Dr. Huntington says the study research team showed natural killer cells were needed to fight off invading tumour cells that had spread past the original cancer site, observing: “We discovered MCL-1 is absolutely essential for keeping natural killer cells alive. Without natural killer cells, the body was unable to destroy melanoma metastases that had spread throughout the body, and the cancers overwhelmed the lungs.”
Knowing how important natural killer cells are for detecting and destroying cancer cells as they spread suggests they would be a good target for boosting immune defenses to treat cancer. Natural killer cells are present in high frequency in our blood and patrol the bodys frontlines the lungs, intestines, mucous membranes and skin to detect and destroy diseased cells.
However these predatory natural killer cells are a double-edged sword. Dr. Huntington explains that the team showed natural killer cells also played a role in death from toxic shock (sepsis), and in rejecting bone marrow transplants.

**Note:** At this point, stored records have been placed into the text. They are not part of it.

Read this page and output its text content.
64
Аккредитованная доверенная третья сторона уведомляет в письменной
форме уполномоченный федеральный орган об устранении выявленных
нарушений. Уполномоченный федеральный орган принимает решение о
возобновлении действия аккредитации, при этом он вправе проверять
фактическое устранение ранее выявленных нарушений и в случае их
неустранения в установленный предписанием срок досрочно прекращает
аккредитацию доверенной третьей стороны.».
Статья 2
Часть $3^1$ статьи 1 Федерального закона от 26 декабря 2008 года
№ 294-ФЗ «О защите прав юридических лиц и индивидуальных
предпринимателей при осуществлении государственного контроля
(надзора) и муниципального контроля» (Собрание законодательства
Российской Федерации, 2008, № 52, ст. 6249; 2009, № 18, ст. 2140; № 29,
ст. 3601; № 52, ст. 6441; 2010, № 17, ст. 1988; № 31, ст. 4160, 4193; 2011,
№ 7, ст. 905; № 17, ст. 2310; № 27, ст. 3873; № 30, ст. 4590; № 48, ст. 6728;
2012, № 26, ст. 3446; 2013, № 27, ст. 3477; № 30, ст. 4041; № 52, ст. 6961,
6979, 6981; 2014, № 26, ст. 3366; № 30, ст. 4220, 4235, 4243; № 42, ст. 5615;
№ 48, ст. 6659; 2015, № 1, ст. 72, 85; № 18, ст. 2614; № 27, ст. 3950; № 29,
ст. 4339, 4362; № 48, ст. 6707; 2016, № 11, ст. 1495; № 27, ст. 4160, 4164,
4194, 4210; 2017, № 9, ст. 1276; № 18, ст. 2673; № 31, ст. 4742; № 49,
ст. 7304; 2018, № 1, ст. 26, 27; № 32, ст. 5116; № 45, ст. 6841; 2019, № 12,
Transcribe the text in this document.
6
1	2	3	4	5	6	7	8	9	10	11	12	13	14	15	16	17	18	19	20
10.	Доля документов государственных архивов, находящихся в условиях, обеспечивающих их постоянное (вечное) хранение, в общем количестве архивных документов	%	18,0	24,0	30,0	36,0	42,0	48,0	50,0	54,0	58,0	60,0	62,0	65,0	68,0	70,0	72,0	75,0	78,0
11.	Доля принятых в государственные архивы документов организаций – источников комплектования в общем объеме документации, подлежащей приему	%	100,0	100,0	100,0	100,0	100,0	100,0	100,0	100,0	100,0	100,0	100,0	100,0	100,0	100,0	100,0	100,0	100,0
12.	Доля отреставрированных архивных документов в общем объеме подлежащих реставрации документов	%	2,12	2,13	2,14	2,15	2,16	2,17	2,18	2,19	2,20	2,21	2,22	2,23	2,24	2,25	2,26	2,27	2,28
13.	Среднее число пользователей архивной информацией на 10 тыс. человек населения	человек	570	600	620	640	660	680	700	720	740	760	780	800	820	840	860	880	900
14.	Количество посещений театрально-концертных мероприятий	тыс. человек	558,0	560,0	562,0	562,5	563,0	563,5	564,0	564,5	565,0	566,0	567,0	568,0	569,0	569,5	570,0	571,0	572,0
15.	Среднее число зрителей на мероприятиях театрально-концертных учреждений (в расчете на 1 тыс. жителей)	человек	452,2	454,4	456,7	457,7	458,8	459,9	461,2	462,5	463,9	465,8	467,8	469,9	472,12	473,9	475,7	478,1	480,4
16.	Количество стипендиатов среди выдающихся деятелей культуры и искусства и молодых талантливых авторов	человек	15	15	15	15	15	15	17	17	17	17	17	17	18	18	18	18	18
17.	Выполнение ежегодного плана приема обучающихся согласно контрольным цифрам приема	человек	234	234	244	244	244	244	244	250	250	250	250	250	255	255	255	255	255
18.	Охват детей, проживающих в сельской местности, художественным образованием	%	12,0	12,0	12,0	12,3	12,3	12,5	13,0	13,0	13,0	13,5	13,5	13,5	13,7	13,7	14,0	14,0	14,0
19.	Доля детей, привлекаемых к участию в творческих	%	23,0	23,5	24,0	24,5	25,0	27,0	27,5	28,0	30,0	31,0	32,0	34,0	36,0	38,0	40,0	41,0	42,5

“Natural killer cells led the response that caused rejection of donor stem cells in bone marrow transplantations,” Dr Huntington says. “They also produced inflammatory signals that can result in toxic shock syndrome, a potentially fatal illness caused by bacterial toxins that causes a whole-body inflammatory reaction.”
Dr. Huntington adds that the discovery provided a solid lead to look for ways of boosting natural killer cells when they are needed in higher supply, or depleting them when they are causing illness. “We showed MCL-1 levels inside the cell increase in response to a blood cell signalling protein called interleukin 15 (IL-15)”, he notes. “We previously knew IL-15 boosted production and survival of natural killer cells, and we have shown that IL-15 does this by initiating a cascade of signals that tell the natural killer cell to produce MCL-1 to keep it alive. Now that we know the critical importance of MCL-1 in the survival of natural killer cells, we are investigating how we might manipulate this protein, or other proteins in the pathway, to treat disease.”
The Walter and Eliza Hall Institute of Medical Research is the oldest medical research institute in Australia and will celebrate its centenary in 2015. The institute is affiliated with The University of Melbourne The University of Melbourne and The Royal Melbourne Hospital and offers postgraduate training as the Department of Medical Biology of The University of Melbourne.
The research was supported by the Australian National Health and Medical Research Council, The Menzies Foundation and the Victorian Government.